Not just the UA, but there are ways : https://panopticlick.eff.org/
Yes. It's all just data in the end. Javascript can handle collecting all the information outside of setting cookies. But cookies are outdated and just a fallback now so all you need is the javascript to run.

This can be as simple as hosting a copy of GA.js yourself but there are plenty of options like using the server-side API if you have GA enterprise or just using a reverse-proxy like Nginx with some rewriting logic.

3rd-party only means it's a different domain (with security usually implemented at the browser level) - it's not some magical wall of isolation.

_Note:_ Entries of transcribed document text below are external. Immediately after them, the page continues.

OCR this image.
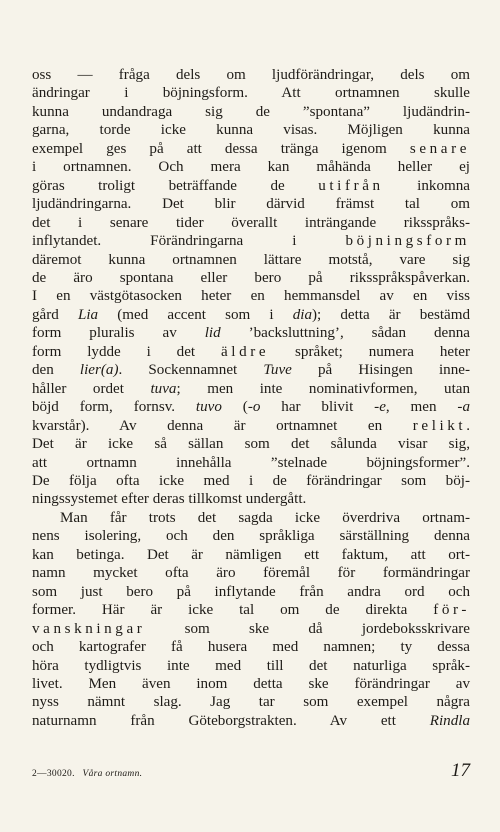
oss — fråga dels om ljudförändringar, dels om
ändringar i böjningsform. Att ortnamnen skulle
kunna undandraga sig de ”spontana” ljudändrin-
garna, torde icke kunna visas. Möjligen kunna
exempel ges på att dessa tränga igenom senare
i ortnamnen. Och mera kan måhända heller ej
göras troligt beträffande de utifrån inkomna
ljudändringarna. Det blir därvid främst tal om
det i senare tider överallt inträngande riksspråks-
inflytandet. Förändringarna i böjningsform
däremot kunna ortnamnen lättare motstå, vare sig
de äro spontana eller bero på riksspråkspåverkan.
I en västgötasocken heter en hemmansdel av en viss
gård Lia (med accent som i dia); detta är bestämd
form pluralis av lid ’backsluttning’, sådan denna
form lydde i det äldre språket; numera heter
den lier(a). Sockennamnet Tuve på Hisingen inne-
håller ordet tuva; men inte nominativformen, utan
böjd form, fornsv. tuvo (-o har blivit -e, men -a
kvarstår). Av denna är ortnamnet en relikt.
Det är icke så sällan som det sålunda visar sig,
att ortnamn innehålla ”stelnade böjningsformer”.
De följa ofta icke med i de förändringar som böj-
ningssystemet efter deras tillkomst undergått.
Man får trots det sagda icke överdriva ortnam-
nens isolering, och den språkliga särställning denna
kan betinga. Det är nämligen ett faktum, att ort-
namn mycket ofta äro föremål för formändringar
som just bero på inflytande från andra ord och
former. Här är icke tal om de direkta för-
vanskningar som ske då jordeboksskrivare
och kartografer få husera med namnen; ty dessa
höra tydligtvis inte med till det naturliga språk-
livet. Men även inom detta ske förändringar av
nyss nämnt slag. Jag tar som exempel några
naturnamn från Göteborgstrakten. Av ett Rindla
2—30020. Våra ortnamn.	17
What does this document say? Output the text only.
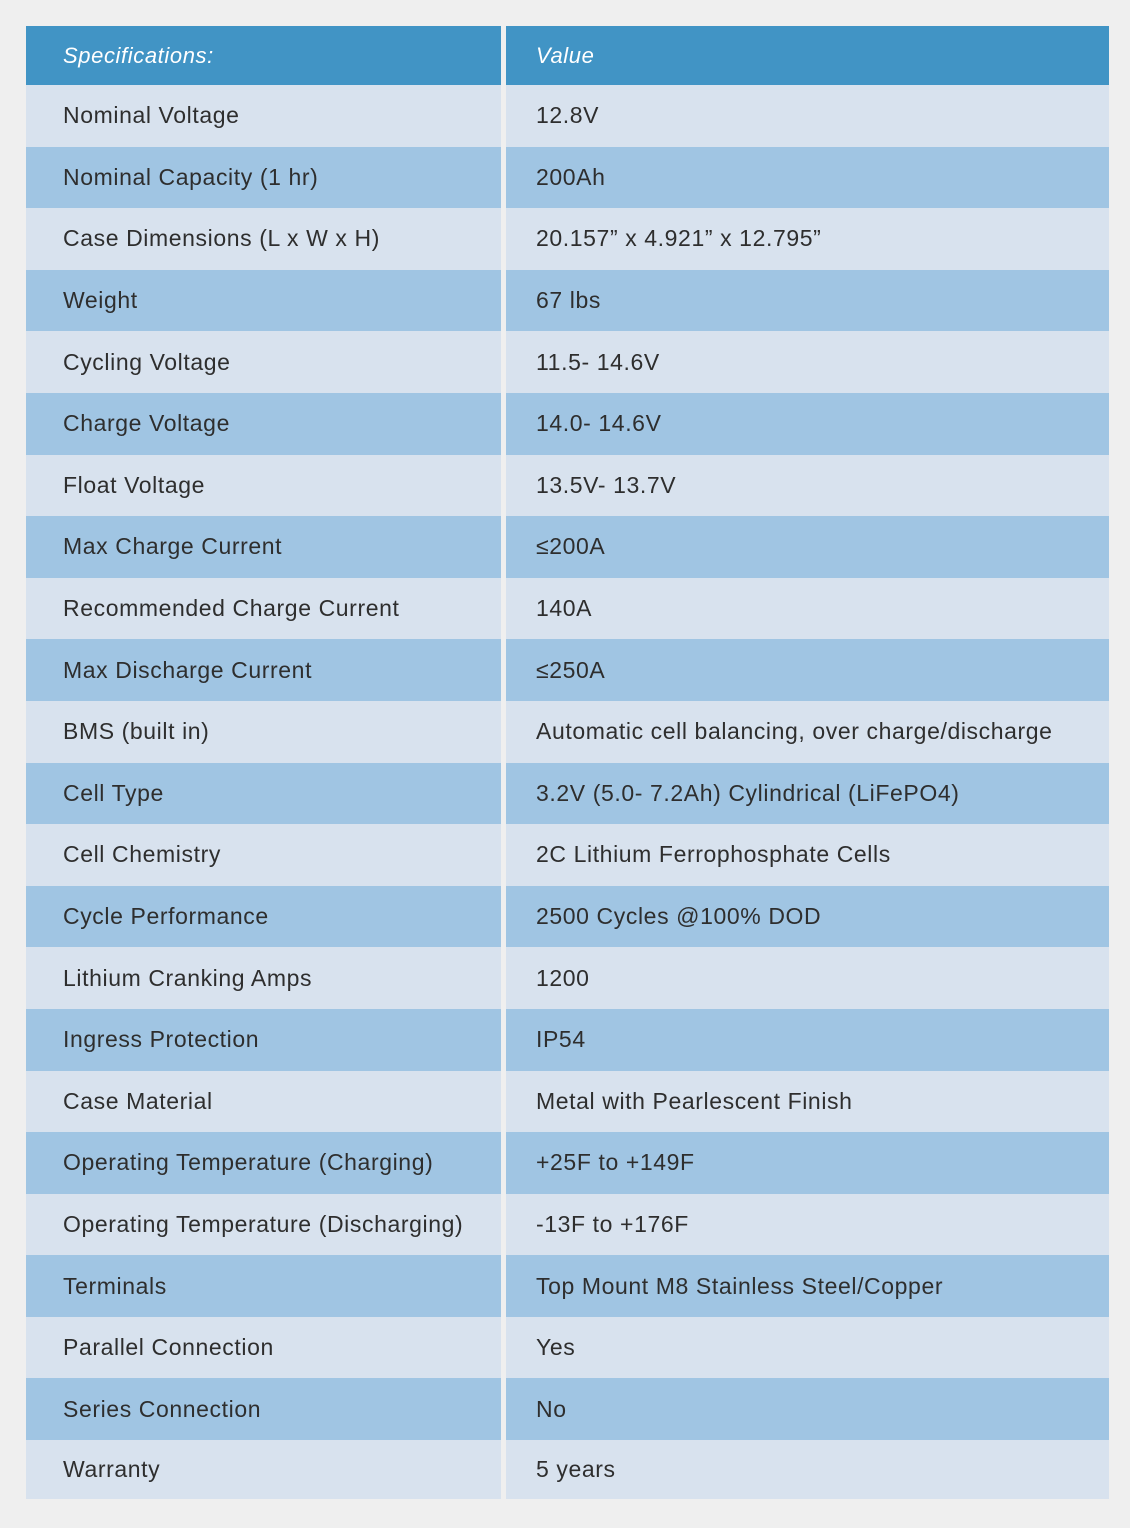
Specifications:	Value
Nominal Voltage	12.8V
Nominal Capacity (1 hr)	200Ah
Case Dimensions (L x W x H)	20.157” x 4.921” x 12.795”
Weight	67 lbs
Cycling Voltage	11.5- 14.6V
Charge Voltage	14.0- 14.6V
Float Voltage	13.5V- 13.7V
Max Charge Current	≤200A
Recommended Charge Current	140A
Max Discharge Current	≤250A
BMS (built in)	Automatic cell balancing, over charge/discharge
Cell Type	3.2V (5.0- 7.2Ah) Cylindrical (LiFePO4)
Cell Chemistry	2C Lithium Ferrophosphate Cells
Cycle Performance	2500 Cycles @100% DOD
Lithium Cranking Amps	1200
Ingress Protection	IP54
Case Material	Metal with Pearlescent Finish
Operating Temperature (Charging)	+25F to +149F
Operating Temperature (Discharging)	-13F to +176F
Terminals	Top Mount M8 Stainless Steel/Copper
Parallel Connection	Yes
Series Connection	No
Warranty	5 years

Oh well. Indeed, I skimmed through their server-side tracking API: https://developers.google.com/analytics/devguides/collection...

That's unsettling.

Everytime you access a website a server is serving you files. Apache (and most web servers) keep logs of this. With Apache defaults you get IP address, the route accessed, and the User-Agent of the user. This is rudimentary information, but if you have these logs from multiple sites, it's pretty easy to roughly track someone. Tracking images in emails use this same principle, a unique link to krick.png is put in an email sent to you, and if it gets served by the server (shows up in the access logs) it's pretty reasonable to assume that you read the email.

If you want to see a simplified version of what this log looks like, run 'python -m SimpleHTTPServer' and visit localhost:8000.

Have you even read my message? Or the thread you are answering to for that matter? The question is not how website owner knows I visited his website, that much is pretty obvious, but if it is the case that server-side tracking somehow allows to use GoogleAnalytics as well (that is, to notify Google from server side who has visited their website) and if this is the case — how does it exactly work. Because that's what JupiterMoon seems to be claiming.
Sure that's possible, http://stackoverflow.com/questions/9503329/is-there-any-way-...

Ofcourse people can(and do) sell their server logs to 3. parties anyway...

Are we agreed that my claim was valid? Thank you for digging up a primary source on it btw!
Yes fine I know this. My objection is that this data is starting to be compiled on a cross site basis.
That's fine by me. I can't control what one does on server side.